The aims of the studies are to enable pupils to

• describe homogeneous and inhomogeneous electric fields and apply Coulomb’s law
• describe homogeneous and inhomogeneous gravitational fields and apply Newton’s law of universal gravitation
• describe magnetic fields around permanent magnets and electric currents, and calculate the magnetic flux density around a straight conductor and the force on a conductor in a magnetic field
• give an account of the term magnetic flux and apply Faraday’s induction law
• use Newton’s laws in vector form for motion in homogeneous magnetic fields and in a homogeneous gravitational field
• calculate acceleration and forces on objects that move at constant velocity in a circular path, and on objects at the top and bottom of a vertical circular path
• execute calculations with the law of conservation of momentum for one-dimensional collisions

Modern physics

The aims of the studies are to enable pupils to

• give an account of the postulations that form the basis for the special theory of relativity, discuss qualitatively some of the consequences of this theory for time, momentum and energy, and give a qualitative description of the general theory of relativity
• give an account of Einstein’s explanation of photoelectric effect, and give a qualitative account of how results from experiments with photoelectric effect, Compton scattering and the wave nature of particles represents a break with classical physics
• give an account of conservation laws that apply in processes with elementary particles, and describe the interaction between elementary particles
• give an account of Heisenberg’s uncertainty relations, describe the phenomena ”entangled photons” and give an account of their cognitive consequences

Explaining nature through mathematics

The aims of the studies are to enable pupils to

• describe the path of a particle using parameter presentation, and use derivation and integral calculus to work out position, velocity and acceleration when one of the three quantities is known
• use integral calculus to determine work and change in potential energy in central fields and for a spring that stretches
• analyze different mathematical models for a physical situation, with and without digital tools, and assess which model best describes the situation

The young researcher

The aims of the studies are to enable pupils to

• elaborate on and discuss how various theories of physics can exist side by side, even though they are contradictory
• give an example of a scientific conflict that has been resolved and how, and an example of a scientific conflict that remains unresolved and why
• carry out relevant experiments in the main subject areas, with and without digital tools
• estimate uncertainty in collected data and calculate the uncertainty in the final result
• assess the limitations of a chosen method and equipment and propose improvements and further experimentation

Physics and technology

The aims of the studies are to enable pupils to

• elaborate on technological applications of induction
• describe physical principles behind medical examinations such as X-rays, ultrasonography and magnetic resonance imaging
• elaborate on sampling and digital processing of sound

Assessment

Provisions for final assessment:

Overall achievement grades

Programme subject	Provision
Physics 1 Physics 2	The pupils shall have an overall achievement mark.

Examination for pupils

Programme subject	Provision
Physics 1	The pupils may be selected for an oral-practical exam. The oral-practical exam is prepared and marked locally.
Physics 2	The pupils may be selected for a written or oral-practical exam. The written exam is prepared and marked centrally. The oral-practical exam is prepared and marked locally.

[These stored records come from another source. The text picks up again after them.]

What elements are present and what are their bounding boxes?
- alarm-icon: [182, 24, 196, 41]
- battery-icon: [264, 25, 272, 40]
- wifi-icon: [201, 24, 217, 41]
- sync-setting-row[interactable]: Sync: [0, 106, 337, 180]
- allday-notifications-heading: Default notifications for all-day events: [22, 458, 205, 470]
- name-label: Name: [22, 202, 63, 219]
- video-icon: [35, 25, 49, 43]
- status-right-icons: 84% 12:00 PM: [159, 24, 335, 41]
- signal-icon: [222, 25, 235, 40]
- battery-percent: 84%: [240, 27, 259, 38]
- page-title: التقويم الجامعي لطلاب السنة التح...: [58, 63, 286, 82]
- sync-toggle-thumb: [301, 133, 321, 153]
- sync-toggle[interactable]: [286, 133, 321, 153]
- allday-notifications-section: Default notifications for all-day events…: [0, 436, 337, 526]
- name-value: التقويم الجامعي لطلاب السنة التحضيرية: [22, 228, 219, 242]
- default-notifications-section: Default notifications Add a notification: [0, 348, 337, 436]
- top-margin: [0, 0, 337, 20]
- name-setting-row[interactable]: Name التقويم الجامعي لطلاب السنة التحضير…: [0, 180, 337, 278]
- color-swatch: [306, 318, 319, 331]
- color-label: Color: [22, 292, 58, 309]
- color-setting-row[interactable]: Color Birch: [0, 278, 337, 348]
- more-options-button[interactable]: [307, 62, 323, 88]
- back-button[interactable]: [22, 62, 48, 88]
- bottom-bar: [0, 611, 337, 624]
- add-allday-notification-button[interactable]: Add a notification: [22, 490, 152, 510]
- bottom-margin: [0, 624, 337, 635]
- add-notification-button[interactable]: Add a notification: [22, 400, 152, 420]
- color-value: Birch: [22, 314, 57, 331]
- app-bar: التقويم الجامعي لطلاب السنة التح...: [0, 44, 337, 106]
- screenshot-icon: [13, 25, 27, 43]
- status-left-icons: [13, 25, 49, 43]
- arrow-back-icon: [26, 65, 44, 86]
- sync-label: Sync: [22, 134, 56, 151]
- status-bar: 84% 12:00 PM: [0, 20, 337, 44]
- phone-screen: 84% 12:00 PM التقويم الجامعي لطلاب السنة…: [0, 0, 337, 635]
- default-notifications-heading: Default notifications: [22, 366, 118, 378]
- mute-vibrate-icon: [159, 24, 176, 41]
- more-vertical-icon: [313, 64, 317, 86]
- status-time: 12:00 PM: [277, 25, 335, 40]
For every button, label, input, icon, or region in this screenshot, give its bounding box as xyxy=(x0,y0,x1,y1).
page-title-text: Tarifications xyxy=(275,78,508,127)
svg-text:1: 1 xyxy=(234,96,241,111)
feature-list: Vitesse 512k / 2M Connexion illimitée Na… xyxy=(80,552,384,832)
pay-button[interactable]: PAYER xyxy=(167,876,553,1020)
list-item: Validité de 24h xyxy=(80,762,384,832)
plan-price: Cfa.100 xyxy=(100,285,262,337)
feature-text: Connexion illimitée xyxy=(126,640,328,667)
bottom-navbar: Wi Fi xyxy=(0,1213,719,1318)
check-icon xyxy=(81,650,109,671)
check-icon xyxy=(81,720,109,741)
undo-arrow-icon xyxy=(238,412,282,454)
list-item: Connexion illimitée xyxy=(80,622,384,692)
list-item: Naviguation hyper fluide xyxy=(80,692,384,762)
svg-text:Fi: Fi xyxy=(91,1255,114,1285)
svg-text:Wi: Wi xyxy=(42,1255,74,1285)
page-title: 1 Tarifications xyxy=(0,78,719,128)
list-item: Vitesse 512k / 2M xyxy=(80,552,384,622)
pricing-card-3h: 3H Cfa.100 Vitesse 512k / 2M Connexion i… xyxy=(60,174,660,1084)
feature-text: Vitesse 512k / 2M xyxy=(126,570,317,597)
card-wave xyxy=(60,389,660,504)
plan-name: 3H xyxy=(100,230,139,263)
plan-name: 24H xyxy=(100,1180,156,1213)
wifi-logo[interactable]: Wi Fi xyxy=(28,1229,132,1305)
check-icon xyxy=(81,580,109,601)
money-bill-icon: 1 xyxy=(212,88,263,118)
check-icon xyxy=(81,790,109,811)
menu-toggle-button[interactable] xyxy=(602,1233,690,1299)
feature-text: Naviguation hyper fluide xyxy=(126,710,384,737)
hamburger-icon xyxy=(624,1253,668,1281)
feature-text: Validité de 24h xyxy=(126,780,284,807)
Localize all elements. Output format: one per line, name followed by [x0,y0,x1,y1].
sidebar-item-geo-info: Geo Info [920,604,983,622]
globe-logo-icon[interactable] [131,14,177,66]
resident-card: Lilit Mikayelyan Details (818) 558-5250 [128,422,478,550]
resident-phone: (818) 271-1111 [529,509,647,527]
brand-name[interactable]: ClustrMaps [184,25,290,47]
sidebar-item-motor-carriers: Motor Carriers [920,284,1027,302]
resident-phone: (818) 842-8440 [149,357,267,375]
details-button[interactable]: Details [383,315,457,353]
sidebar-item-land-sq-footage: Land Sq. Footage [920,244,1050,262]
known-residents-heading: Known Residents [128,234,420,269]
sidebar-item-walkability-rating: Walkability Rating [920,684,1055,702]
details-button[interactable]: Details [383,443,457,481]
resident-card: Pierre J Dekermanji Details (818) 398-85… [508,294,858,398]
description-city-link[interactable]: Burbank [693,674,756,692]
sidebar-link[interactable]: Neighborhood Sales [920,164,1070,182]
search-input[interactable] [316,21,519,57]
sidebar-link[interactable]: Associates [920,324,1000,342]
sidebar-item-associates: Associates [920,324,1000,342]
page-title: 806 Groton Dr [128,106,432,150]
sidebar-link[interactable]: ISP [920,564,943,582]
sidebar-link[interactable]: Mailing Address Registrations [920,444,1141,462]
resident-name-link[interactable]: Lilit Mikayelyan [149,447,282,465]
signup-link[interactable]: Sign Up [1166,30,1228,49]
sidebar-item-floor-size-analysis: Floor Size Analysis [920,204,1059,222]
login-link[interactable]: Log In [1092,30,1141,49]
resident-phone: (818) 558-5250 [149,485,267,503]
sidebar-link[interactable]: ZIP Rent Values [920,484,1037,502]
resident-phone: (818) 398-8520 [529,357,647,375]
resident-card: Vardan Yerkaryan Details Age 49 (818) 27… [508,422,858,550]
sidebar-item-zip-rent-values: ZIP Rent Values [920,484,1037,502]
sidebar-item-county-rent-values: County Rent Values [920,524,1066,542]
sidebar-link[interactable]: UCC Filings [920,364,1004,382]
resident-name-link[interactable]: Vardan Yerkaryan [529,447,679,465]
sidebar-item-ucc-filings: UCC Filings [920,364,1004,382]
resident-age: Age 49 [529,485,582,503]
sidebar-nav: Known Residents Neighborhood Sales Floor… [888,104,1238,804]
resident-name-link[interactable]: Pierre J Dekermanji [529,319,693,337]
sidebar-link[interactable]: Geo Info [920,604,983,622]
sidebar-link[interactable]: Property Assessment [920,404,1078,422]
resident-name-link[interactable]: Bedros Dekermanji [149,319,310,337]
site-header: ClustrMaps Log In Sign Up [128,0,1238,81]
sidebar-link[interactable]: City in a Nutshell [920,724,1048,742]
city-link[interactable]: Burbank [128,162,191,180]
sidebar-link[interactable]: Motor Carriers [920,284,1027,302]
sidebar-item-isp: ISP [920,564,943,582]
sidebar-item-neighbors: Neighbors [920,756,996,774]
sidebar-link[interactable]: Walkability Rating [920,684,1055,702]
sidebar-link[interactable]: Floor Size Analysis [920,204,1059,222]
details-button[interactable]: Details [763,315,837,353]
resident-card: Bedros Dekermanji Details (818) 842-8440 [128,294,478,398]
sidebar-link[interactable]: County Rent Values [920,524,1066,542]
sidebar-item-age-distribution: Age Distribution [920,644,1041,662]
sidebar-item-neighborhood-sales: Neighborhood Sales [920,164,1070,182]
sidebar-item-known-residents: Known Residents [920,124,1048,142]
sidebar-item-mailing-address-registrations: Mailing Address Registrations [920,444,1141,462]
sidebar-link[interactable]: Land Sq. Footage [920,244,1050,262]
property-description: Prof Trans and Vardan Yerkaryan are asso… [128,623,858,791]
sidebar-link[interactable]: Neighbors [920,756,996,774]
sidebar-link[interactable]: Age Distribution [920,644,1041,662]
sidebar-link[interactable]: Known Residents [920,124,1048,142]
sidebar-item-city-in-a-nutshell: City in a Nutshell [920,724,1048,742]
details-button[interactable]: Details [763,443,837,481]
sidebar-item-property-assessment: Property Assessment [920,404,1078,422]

Examination for external candidates

Programme subject	Provision
Physics 1	The external candidates shall sit for an oral-practical exam. The oral-practical exam is prepared and marked locally.
Physics 2	The external candidates shall sit for a written exam and oral-practical exam. The written exam is prepared and marked centrally. The oral-practical exam is prepared and marked locally.

The provisions for assessment are stipulated in the regulations of the Norwegian Education Act.